The f&$%ing tropical storm that's making my life hell right now.

Sorry I’ve been so absent around DSN of late but it has been literally non-stop travel, meetings, and field work with my day job.  In fact, I’m about to head to Honduras for a site-visit to the Bay Islands Marine Protected Area Network. The plan was to blog from the field about the conservation gains in this southernmost section of the Mesoamerican Barrier Reef.

Well, that was the plan anyway.

Meet Tropical Storm Richard, currently vexing me at 16.0N, 80.4W, approximately 235 miles SSE of Grand Cayman.  Richard has maximum sustained winds of approximately 40 mph and is crawling towards the Honduras Bay Islands at 3 mph

EF-YOU, Richard!

The government of Honduras has issued a tropical storm watch for the coast of Honduras from the Nicaragua/Honduras border westward to Limon.

I’m scheduled to leave tomorrow early for Houston, and then connect on to Roatan.  But if this upgrades to a hurricane (or just meanders closer to the mainland), I foresee a protracted stay at the George H Bush International Airport Holiday Inn.  All on my own dime as airlines don’t help out with weather related delays.

So, do I:

a) Keep my current itinerary and take my chances on being able to fly-in to Roatan tomorrow and then ride out a tropical storm/hurricane with the locals; or,

b) Keep my current itinerary and get stranded in Houston until flights are cleared for landing in Roatan; or,

c) Pay the change of flight penalty and delay my flight until Richard passes over Honduras; or,

d) Pay the penalty and cancel this flight and reuse the tickets later.

I trouble you all with the pesky details of my life only to illustrate the challenges of field-based biodiversity conservation work.  I’ve written about the occasional messiness of fieldwork before.  All these potential changes and postponements come at a financial burden to a small conservation NGO and to our local partners.  It also represents significant lost time in rounding-up busy project partners and stakeholders in Honduras, a process that can take weeks to months to align.  And postponements/cancellations can push our window for program delivery outside of what funders want.

Shit happens.  No one can predict how weather or natural disasters will impact the best laid plans.  But damn it, does this storm have to mock me with its name!?

7 Replies to “The Irony Is Freakin’ Exquisite”

  1. I think you will be fine on Friday.

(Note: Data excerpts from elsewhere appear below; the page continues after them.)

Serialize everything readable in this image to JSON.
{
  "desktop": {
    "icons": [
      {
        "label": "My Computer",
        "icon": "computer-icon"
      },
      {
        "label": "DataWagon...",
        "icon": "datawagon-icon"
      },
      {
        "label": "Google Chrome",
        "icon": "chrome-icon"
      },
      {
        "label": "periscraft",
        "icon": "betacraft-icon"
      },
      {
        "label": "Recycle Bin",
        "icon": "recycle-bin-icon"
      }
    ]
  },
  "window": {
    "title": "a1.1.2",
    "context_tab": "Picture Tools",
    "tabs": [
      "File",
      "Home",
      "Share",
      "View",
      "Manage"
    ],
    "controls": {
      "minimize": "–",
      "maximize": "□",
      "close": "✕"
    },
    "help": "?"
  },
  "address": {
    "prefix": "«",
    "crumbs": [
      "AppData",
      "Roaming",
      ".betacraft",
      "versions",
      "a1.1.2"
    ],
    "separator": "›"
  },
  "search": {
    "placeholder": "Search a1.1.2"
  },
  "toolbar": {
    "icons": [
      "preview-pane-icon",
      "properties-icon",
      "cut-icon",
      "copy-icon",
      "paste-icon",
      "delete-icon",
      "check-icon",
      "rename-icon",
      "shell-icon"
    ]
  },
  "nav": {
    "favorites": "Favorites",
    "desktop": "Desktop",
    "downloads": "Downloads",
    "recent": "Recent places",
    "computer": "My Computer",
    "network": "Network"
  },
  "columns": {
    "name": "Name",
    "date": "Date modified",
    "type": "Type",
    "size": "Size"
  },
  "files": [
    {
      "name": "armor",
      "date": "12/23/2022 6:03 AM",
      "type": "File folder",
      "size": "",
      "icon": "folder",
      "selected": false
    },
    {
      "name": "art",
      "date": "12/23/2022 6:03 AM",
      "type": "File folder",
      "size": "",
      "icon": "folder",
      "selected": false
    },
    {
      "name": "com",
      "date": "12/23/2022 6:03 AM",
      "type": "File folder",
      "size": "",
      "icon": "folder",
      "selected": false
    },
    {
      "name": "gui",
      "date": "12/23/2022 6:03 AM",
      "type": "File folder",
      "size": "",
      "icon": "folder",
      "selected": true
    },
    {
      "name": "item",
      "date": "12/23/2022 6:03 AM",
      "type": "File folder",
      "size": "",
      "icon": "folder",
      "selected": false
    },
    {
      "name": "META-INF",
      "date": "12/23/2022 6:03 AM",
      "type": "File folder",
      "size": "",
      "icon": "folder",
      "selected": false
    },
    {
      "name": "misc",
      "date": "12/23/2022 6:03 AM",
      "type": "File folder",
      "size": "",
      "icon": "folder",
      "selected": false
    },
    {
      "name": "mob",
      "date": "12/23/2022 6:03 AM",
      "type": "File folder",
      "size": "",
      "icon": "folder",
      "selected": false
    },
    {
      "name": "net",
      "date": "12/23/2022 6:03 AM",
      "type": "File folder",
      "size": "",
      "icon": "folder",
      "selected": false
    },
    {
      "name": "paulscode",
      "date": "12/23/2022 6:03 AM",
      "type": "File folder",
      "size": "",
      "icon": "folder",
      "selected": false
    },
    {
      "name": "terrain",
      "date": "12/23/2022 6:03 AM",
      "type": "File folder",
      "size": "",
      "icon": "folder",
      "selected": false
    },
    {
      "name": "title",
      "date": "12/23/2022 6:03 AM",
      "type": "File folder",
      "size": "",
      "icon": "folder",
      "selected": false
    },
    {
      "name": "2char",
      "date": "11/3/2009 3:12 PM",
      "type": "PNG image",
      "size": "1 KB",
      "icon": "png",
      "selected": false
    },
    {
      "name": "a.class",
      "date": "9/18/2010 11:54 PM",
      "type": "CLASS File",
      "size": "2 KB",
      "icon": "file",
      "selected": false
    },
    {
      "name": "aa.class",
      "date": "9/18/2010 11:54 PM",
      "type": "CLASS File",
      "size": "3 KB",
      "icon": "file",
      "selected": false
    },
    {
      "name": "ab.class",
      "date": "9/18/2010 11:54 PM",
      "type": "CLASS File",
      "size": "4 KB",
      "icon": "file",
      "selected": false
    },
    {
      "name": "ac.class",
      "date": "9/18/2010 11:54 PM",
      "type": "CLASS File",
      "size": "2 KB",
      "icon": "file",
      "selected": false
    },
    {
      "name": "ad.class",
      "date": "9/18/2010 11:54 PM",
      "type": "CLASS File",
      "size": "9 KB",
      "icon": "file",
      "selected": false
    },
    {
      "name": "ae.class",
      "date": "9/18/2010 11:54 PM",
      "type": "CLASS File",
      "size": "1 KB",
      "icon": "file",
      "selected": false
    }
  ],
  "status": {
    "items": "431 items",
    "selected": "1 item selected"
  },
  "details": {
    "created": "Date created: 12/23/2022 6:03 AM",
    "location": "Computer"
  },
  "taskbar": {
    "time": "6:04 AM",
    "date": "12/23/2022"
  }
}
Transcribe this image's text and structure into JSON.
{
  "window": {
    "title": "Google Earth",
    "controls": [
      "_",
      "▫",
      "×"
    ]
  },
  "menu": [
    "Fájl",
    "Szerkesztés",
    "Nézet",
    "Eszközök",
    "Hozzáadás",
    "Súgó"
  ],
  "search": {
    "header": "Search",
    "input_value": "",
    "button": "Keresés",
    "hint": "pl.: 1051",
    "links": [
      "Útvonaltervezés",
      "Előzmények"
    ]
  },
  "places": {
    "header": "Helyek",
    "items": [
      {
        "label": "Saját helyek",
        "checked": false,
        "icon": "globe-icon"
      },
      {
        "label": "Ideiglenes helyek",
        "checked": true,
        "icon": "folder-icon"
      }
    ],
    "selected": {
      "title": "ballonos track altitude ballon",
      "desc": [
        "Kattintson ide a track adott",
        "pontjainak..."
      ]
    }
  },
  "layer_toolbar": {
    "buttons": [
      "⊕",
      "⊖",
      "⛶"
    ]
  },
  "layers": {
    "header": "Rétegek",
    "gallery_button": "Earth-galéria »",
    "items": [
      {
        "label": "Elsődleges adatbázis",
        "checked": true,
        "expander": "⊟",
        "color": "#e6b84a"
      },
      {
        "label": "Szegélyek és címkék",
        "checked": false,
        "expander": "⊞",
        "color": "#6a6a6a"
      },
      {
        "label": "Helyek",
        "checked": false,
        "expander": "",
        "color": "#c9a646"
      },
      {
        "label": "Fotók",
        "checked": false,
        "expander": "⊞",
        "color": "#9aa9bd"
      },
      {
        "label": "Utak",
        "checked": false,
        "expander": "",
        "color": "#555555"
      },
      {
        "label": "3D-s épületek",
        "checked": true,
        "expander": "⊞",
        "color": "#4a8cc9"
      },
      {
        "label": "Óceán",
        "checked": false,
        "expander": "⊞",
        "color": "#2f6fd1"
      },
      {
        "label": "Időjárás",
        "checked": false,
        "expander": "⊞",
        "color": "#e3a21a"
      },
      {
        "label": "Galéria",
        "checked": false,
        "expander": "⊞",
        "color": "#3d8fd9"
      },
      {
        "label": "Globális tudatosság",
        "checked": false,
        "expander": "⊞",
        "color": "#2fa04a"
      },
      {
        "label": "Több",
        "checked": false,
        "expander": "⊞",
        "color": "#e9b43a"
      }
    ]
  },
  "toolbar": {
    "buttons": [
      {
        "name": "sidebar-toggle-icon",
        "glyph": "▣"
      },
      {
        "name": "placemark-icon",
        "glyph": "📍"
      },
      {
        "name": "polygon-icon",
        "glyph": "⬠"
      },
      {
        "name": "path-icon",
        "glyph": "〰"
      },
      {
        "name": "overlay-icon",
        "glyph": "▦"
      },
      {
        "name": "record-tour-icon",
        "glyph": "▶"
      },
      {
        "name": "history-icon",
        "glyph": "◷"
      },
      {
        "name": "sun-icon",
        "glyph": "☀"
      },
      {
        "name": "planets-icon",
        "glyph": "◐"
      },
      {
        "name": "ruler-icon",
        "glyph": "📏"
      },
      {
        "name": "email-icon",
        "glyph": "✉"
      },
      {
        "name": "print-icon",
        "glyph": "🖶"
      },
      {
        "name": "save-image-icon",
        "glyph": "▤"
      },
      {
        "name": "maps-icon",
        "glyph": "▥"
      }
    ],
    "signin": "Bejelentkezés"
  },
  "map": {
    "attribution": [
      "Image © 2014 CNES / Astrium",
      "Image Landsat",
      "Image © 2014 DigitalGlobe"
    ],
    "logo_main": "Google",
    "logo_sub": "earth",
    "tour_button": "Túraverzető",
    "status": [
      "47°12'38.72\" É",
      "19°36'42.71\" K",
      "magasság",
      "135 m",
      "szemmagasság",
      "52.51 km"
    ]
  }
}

We may get wind and rain on Sunday from this storm, but you shouldn’t cancel your plans because of that.

  2. I say head to houston and then come and do some research in Mexico on the mesoamerican reef…same same really and you will get glorious weather here…it would be a great field trip and you will still get to dive…bull sharks are coming around as well so you may be able to get more information than you thought

  3. oh well, at least you tried! let’s chat about Bay Islands sometime. i have a team heading down for deep diving in May or June.